Rein inhaltlich ist es kein Linksruck. Bablers Gestus ist aber neu.


Es rückt derzeit viel in der SPÖ. Der neue Parteichef: ein Linksruck. Seine ersten Entscheidungen: ein Sesselrücken. Die Reaktionen der ersten Tage: ein wenig entrückt. Zeit für etwas Ordnung.

Die polit-mediale Beschäftigung mit dem neuen SPÖ-Vorsitzenden war bisher sehr intensiv, obwohl eigentlich wenig zu sagen war. Das liegt in der Natur des Anfangs. Es lässt sich nicht sagen, was ist, sondern nur, was sein könnte, sollte, nicht sein darf, und wie man diese oder jene Aussage womöglich lesen kann. In solchen Phasen gleitet die Berichterstattung immer ein wenig in Richtung Fiktion ab. Es dauert eben ein wenig, bis sich die Dinge setzen, sich die Personen in ihre Rollen eingefunden haben und sich Relevantes von Nebensächlichem trennen lässt.

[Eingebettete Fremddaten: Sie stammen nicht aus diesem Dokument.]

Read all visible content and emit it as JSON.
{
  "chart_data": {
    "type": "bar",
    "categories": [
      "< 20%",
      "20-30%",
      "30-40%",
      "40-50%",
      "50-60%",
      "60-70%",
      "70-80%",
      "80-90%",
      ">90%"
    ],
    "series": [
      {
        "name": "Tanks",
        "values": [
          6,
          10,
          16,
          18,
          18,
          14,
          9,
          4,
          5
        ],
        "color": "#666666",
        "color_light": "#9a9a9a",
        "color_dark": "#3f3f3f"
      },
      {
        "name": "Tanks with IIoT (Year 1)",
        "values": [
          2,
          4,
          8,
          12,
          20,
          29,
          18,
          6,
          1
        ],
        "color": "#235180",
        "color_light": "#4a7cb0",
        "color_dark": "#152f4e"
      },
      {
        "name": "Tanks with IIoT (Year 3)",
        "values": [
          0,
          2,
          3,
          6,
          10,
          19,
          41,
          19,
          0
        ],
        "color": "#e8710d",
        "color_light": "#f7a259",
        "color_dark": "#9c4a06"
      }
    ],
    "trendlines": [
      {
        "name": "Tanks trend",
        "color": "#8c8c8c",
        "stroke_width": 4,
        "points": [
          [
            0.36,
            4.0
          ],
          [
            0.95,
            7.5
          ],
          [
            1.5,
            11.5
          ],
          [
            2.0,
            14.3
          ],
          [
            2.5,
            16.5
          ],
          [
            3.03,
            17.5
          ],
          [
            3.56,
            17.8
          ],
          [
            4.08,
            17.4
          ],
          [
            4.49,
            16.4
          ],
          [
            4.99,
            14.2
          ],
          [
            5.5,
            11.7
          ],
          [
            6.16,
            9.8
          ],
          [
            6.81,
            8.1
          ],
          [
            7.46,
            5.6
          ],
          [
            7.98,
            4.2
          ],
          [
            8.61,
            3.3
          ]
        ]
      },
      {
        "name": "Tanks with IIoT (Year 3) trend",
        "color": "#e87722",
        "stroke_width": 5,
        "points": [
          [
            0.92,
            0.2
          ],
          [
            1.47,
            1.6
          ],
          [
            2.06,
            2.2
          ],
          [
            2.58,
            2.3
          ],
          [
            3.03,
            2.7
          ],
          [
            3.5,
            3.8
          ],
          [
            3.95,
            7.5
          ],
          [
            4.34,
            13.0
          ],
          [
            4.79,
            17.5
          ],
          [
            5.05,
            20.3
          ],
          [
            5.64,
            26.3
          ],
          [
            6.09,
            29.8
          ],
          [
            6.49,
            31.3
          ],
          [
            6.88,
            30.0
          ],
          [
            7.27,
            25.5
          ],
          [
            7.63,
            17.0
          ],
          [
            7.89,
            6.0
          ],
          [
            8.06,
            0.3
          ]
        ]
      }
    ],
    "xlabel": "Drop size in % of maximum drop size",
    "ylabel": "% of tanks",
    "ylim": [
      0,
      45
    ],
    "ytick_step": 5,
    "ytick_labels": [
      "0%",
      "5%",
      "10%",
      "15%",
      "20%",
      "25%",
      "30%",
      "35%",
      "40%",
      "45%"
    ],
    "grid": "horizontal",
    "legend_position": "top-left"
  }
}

Zum Beispiel ist da die Frage des Marxismus. Es wäre überraschend gewesen, wenn sich Andreas Babler mit diesen Theorien nicht beschäftigt, mit den Idealen nicht sympathisiert hätte. Das gehört in der Sozialistischen Jugend zum guten Ton. Alfred Gusenbauer küsste einst als SJ-Funktionär Moskauer Boden, Josef Cap war Mitglied der "Gruppe Revolutionäre Marxisten". Heute sind beide glaubwürdig unverdächtig, die sozialistische Weltrevolution anzustreben.

Relevanter ist immer die Jetztzeit. Spielt der Marxismus für Babler noch immer eine Rolle, und wenn ja, welche? Seine Erläuterungen dazu blieben nicht eindeutig.

Bablers Programm wurde sehr verbreitet als Linksruck gedeutet. Rein inhaltlich ist diese Zuschreibung aber nicht stimmig.

Die zentralen Forderungen wie Vermögenssteuern, Arbeitszeitverkürzung, Mieteingriffe, Rechtsanspruch auf Kinderbetreuung, Ausbau der Pflege und Lohntransparenz decken sich mit dem Grundsatzprogramm der SPÖ von 2018 und standen auch im Wahlprogramm Werner Faymanns von 2013. So sieht kein Linksruck aus - und auch keine Erneuerung. Die wollte noch Christian Kern, indem er versuchte, auf die vielfältigen gesellschaftlichen Änderungen, von der Digitalisierung bis zur Fragmentierung des Arbeitsmarktes, sozialdemokratische Antworten zu finden. Kern wollte Transformation, Babler fokussiert auf das alte Rezept der Umverteilung.

Die Wahrnehmung des Linksrucks rührt wohl eher von seinem Gestus der Kompromisslosigkeit. Bablers Versprechen ist das Ende des Pragmatismus inklusive der zur Koalitionsbedingung erhobenen Vermögensteuer. Es ist die ewige SPÖ-Forderung, die nie kam und zum Symbol roter Resignation wurde.

Babler ist auch ein Resultat der Verwundungen aus der Zeit der großen Koalition, des Gefühls, sich nicht durchsetzen zu können und schleichend an Glaubwürdigkeit zu verlieren. Denkbar, dass dieses Gefühl nicht trog. Ob er die richtige Antwort darauf ist? Er ist jedenfalls die logische Antwort.